Ha riportato un importante trauma al capo e la frattura di un arto.
Lì sotto il telefono è inutile. Non c’è campo.
L’amica urla a squarciagola.
Qualcuno, che si trova là per lo stesso motivo, risale veloce, in una manciata di minuti, fino a Vial per dare l’allarme. Il 118 attiva la Stazione del Soccorso Alpino di Belluno e l’elisoccorso.
Tre volontari arrivano sul posto in pochi minuti. Uno di loro, addirittura, in qualche decina di secondi.
Mettono la donna in posizione di sicurezza, lavano e proteggono la profonda ferita alla testa. Cercano poi di sistemarla in una posizione antalgica, per limitare quanto possibile il dolore.

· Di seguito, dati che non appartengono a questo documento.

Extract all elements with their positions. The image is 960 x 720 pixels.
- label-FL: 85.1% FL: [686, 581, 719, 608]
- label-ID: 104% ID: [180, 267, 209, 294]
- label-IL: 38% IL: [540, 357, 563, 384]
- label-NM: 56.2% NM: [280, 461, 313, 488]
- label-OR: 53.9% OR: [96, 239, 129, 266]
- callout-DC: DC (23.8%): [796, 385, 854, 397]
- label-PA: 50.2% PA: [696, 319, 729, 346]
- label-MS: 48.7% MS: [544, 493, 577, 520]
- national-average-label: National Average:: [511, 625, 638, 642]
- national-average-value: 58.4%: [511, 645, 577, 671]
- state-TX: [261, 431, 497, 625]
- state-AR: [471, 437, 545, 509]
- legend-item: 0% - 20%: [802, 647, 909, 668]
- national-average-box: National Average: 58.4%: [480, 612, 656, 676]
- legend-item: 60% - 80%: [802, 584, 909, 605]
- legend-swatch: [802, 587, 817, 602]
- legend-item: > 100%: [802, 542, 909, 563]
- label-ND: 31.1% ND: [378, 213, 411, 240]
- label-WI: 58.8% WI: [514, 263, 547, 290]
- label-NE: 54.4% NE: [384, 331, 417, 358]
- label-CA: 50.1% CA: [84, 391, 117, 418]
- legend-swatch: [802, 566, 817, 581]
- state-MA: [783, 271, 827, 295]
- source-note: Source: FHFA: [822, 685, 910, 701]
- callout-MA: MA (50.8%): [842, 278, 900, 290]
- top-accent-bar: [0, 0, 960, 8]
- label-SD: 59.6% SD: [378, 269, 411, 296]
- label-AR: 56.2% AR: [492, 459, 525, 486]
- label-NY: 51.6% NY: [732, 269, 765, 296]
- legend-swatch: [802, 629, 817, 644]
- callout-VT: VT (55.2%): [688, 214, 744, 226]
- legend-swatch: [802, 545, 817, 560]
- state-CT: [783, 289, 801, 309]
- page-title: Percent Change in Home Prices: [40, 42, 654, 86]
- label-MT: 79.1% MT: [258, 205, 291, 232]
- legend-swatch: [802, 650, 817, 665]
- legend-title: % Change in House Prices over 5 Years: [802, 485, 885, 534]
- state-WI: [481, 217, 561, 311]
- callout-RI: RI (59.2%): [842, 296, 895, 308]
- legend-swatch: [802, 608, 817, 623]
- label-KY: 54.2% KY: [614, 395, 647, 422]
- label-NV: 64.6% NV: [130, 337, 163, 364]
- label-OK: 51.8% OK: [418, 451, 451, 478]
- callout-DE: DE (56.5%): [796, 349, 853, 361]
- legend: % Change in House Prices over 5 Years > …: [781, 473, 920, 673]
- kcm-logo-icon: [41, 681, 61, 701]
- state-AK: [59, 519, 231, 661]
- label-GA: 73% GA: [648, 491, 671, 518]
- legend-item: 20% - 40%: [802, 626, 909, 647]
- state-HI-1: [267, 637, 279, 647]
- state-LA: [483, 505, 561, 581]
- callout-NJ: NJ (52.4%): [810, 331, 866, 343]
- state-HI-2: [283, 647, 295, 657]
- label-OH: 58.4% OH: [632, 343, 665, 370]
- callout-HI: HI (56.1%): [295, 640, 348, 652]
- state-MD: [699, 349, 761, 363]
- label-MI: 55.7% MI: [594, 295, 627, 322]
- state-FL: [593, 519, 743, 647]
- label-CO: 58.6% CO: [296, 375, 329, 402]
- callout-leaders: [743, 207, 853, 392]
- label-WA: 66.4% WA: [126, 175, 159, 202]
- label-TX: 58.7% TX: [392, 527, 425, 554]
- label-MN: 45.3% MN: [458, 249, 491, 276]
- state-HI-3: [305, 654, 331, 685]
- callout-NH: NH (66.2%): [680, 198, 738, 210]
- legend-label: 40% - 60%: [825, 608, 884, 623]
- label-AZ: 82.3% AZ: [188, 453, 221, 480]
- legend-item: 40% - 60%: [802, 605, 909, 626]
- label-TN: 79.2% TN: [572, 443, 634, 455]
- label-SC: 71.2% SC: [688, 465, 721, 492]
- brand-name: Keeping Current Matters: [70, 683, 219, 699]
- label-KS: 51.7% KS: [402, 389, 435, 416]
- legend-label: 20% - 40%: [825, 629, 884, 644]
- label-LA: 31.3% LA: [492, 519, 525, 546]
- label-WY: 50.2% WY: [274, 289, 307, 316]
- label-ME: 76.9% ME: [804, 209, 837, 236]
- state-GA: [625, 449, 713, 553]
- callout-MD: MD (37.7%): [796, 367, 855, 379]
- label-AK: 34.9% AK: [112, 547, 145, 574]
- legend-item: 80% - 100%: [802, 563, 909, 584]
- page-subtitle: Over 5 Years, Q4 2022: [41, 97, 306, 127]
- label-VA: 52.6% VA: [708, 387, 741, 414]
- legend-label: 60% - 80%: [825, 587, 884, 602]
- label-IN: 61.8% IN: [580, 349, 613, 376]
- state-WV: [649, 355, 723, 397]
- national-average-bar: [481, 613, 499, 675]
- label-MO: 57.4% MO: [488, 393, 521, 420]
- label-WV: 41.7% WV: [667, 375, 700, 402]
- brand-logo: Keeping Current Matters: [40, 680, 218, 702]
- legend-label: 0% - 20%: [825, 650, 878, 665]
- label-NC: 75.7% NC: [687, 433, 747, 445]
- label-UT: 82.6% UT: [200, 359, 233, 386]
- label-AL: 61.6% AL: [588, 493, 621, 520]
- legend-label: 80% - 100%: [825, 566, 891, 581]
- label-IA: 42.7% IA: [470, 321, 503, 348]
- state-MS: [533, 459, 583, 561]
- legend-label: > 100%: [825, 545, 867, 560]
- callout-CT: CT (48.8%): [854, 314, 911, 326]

Poco dopo arriva anche l’équipe dell’elisoccorso: medico, infermiere e tecnico di elisoccorso. Vengono calati con precisione nei pressi del luogo dell’incidente.
Nessuna parola di troppo.
Ognuno sa cosa fare.
Si lavora insieme, con quella sintonia che nasce dall’esperienza, dalla conoscenza e dalla fiducia reciproca. Giulia viene stabilizzata e le viene somministrato un potente antidolorifico.
Poi la barella.
Piano.
Con attenzione.
Fa male.
Giulia grida dal dolore.
Bisogna traslarla per una decina di metri, quel tanto che serve per raggiungere il punto adatto all’evacuazione con il verricello.
Si richiama l’elicottero.
Una zanzara gialla scende nell’Ardo, smuovendo l’aria della valle e increspando l’acqua del torrente. Non punge e non dà fastidio. Ha soltanto quel rumore, lontanamente simile al ronzio di quell’insetto.
Recupera Giulia e il personale sanitario.
Il tecnico di elisoccorso, Luigi, è l’ultimo a essere verricellato. L’ultimo a lasciare il luogo dell’intervento.
Poi torna il silenzio.
I volontari della Stazione di Belluno raccolgono le bende sporche, gli involucri di plastica dei farmaci e quanto rimasto a terra durante il soccorso. Ne fanno una piccola borsa improvvisata, perché anche dopo un intervento il terreno deve rimanere pulito.
Poi accompagnano l’amica a recuperare l’auto, più sopra, a Case Bortot.
Un altro volontario raggiunge il Pronto Soccorso. Porta informazioni e ne raccoglie altre, cercando di favorire quello scambio di notizie che, in momenti come questi, diventa prezioso soprattutto per chi aspetta e per i familiari.
Perché anche questi piccoli gesti fanno parte del soccorso.
Non finiscono nei comunicati.
Non fanno rumore.
Non si vedono nelle fotografie.
Ma ci sono.
Questa volta finisce bene.
Ed è, senza dubbio, la notizia più bella.
Buona guarigione, Giulia.
Una vicenda che, come purtroppo alle volte accade, avrebbe potuto concludersi con il più nefasto degli esiti ma, che, fortunatamente, è terminata con il più sperato e felice dei finali.